Balancing Spectral, Temporal and Spatial Information for EEG-based Alzheimer's Disease Classification
Stephan Goerttler, Fei He, Min Wu
TL;DR
The paper addresses cost-effective Alzheimer's disease screening using EEG by asking how spatial information contributes relative to spectral and temporal cues for classification. It introduces a resolution-based feature extraction framework that independently tunes spectral, temporal, and spatial dimensions while keeping the total feature count fixed, with spatial pooling driven by data-defined graph clustering. Using two EEG datasets and a support vector machine classifier, it shows that spatial information is at least as informative as spectral information and more robust than temporal information, including a +1.1% accuracy gain when spatial features replace spectral ones on the larger dataset. The findings highlight the importance of spatial information for EEG-based AD classification and suggest broader applicability to multivariate signal classification.
Abstract
The prospect of future treatment warrants the development of cost-effective screening for Alzheimer's disease (AD).
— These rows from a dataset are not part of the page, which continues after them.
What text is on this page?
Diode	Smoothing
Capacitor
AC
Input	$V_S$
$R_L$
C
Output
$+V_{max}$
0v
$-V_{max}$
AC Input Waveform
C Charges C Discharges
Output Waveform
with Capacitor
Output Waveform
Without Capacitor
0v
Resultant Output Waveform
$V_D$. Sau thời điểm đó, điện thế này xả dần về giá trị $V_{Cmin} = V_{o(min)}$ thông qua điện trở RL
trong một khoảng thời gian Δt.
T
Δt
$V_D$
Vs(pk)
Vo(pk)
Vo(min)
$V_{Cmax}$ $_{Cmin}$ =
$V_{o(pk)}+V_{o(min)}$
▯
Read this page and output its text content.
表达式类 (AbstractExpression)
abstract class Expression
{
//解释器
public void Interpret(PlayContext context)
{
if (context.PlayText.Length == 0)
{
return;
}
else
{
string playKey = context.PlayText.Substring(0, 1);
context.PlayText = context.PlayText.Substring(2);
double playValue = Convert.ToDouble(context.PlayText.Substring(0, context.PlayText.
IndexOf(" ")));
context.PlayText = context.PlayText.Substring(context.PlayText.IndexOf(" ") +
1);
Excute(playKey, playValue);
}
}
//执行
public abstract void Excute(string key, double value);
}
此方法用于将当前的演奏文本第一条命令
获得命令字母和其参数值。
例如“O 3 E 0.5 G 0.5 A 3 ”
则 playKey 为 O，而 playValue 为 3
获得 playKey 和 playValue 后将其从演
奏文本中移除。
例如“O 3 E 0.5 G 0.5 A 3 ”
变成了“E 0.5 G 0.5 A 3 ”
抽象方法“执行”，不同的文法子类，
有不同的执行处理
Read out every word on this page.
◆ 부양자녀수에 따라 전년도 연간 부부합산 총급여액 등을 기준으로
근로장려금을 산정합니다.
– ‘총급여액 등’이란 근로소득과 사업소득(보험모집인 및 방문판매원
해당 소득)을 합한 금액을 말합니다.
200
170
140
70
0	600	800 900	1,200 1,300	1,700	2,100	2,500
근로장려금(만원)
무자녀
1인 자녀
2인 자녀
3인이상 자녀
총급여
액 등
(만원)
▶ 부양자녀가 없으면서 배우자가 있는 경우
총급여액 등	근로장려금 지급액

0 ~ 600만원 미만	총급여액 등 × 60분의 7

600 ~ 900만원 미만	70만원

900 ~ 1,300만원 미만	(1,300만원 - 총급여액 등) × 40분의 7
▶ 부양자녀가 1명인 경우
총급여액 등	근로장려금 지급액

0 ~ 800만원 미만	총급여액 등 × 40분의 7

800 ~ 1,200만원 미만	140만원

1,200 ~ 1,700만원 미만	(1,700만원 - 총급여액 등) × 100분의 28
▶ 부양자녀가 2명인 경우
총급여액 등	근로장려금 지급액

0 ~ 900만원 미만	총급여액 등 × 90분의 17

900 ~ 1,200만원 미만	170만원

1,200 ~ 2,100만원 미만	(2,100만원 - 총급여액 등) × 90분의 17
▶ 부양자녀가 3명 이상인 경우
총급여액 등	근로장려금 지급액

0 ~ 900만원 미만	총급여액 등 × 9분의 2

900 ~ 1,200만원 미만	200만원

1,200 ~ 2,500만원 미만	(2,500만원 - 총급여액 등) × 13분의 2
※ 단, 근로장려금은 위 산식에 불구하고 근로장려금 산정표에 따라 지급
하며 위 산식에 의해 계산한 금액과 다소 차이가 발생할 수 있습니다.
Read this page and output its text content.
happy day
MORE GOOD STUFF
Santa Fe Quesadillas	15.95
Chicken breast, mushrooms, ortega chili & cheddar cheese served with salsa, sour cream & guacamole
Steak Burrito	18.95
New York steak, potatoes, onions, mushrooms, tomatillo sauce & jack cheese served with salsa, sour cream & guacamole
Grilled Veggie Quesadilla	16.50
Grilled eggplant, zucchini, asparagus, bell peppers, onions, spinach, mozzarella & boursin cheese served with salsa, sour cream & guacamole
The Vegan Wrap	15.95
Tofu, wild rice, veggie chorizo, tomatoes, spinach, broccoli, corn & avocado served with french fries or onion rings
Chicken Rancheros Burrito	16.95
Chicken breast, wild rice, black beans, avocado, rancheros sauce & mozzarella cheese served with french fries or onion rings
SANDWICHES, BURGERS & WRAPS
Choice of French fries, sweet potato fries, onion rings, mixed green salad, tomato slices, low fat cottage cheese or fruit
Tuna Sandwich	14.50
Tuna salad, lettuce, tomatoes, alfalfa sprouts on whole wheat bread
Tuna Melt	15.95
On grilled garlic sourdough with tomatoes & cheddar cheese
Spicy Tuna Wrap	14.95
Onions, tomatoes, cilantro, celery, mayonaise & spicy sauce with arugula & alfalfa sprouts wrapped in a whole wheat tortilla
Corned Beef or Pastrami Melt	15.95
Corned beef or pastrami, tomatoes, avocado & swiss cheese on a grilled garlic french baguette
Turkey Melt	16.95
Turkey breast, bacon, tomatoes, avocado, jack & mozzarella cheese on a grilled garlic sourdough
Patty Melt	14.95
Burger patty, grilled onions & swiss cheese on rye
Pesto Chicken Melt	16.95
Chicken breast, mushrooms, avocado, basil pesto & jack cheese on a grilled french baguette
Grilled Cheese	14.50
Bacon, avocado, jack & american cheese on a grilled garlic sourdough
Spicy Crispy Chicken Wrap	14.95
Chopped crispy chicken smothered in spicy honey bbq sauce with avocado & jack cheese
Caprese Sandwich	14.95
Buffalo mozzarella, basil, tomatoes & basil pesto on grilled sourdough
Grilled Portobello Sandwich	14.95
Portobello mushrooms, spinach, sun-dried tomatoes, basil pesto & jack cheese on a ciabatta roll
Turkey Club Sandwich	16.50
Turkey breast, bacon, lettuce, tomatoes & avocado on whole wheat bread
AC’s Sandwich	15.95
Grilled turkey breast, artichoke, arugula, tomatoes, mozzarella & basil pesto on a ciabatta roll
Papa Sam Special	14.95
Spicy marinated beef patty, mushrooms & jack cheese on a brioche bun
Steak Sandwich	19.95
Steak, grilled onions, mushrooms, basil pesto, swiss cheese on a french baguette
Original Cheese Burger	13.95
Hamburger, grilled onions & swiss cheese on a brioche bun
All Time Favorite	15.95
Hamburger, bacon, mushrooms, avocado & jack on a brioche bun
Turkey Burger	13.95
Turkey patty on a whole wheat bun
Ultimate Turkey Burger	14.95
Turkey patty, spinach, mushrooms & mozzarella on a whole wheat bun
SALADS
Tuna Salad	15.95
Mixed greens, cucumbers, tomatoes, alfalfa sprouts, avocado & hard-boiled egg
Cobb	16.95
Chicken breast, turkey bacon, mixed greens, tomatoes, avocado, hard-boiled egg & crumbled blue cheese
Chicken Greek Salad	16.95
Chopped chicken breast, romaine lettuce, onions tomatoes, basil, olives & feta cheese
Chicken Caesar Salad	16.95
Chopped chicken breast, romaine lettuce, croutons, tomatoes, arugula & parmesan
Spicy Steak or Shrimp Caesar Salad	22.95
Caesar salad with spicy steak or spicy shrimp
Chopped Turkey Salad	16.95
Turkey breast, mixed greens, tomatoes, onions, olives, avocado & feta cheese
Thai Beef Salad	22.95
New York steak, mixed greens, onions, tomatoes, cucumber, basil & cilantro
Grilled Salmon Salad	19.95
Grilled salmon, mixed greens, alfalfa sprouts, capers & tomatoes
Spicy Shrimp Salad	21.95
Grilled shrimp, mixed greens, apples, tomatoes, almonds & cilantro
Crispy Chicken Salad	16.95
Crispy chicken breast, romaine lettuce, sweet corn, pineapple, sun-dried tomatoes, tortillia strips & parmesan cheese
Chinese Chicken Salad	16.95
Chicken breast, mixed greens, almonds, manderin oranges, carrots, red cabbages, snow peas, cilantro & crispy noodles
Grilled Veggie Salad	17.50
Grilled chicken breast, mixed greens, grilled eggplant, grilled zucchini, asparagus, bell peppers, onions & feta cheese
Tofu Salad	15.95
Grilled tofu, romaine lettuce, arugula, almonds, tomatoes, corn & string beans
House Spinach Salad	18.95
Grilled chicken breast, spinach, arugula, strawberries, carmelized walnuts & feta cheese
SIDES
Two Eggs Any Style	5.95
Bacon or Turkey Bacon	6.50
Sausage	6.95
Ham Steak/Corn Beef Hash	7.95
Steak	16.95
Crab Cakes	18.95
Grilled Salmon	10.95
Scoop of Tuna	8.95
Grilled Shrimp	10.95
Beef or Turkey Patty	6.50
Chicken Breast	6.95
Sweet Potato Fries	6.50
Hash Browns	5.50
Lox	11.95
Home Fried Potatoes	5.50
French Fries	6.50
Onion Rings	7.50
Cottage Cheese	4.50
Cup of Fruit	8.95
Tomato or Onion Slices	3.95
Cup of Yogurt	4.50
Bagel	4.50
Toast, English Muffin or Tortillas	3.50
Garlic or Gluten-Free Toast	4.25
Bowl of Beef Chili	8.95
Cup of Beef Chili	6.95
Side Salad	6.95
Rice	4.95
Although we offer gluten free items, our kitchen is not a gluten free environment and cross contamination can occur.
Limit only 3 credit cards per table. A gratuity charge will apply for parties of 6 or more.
A promising candidate in this regard is electroencephalography (EEG), as it is one of the most economic imaging modalities. Recent efforts in EEG analysis have shifted towards leveraging spatial information, employing novel frameworks such as graph signal processing or graph neural networks. Here, we investigate the importance of spatial information relative to spectral or temporal information by varying the proportion of each dimension for AD classification. To do so, we systematically test various dimension resolution configurations on two routine EEG datasets. Our findings show that spatial information is more important than temporal information and equally valuable as spectral information. On the larger second dataset, substituting spectral with spatial information even led to an increase of 1.1% in accuracy, which emphasises the importance of spatial information for EEG-based AD classification. We argue that our resolution-based feature extraction has the potential to improve AD classification specifically, and multivariate signal classification generally.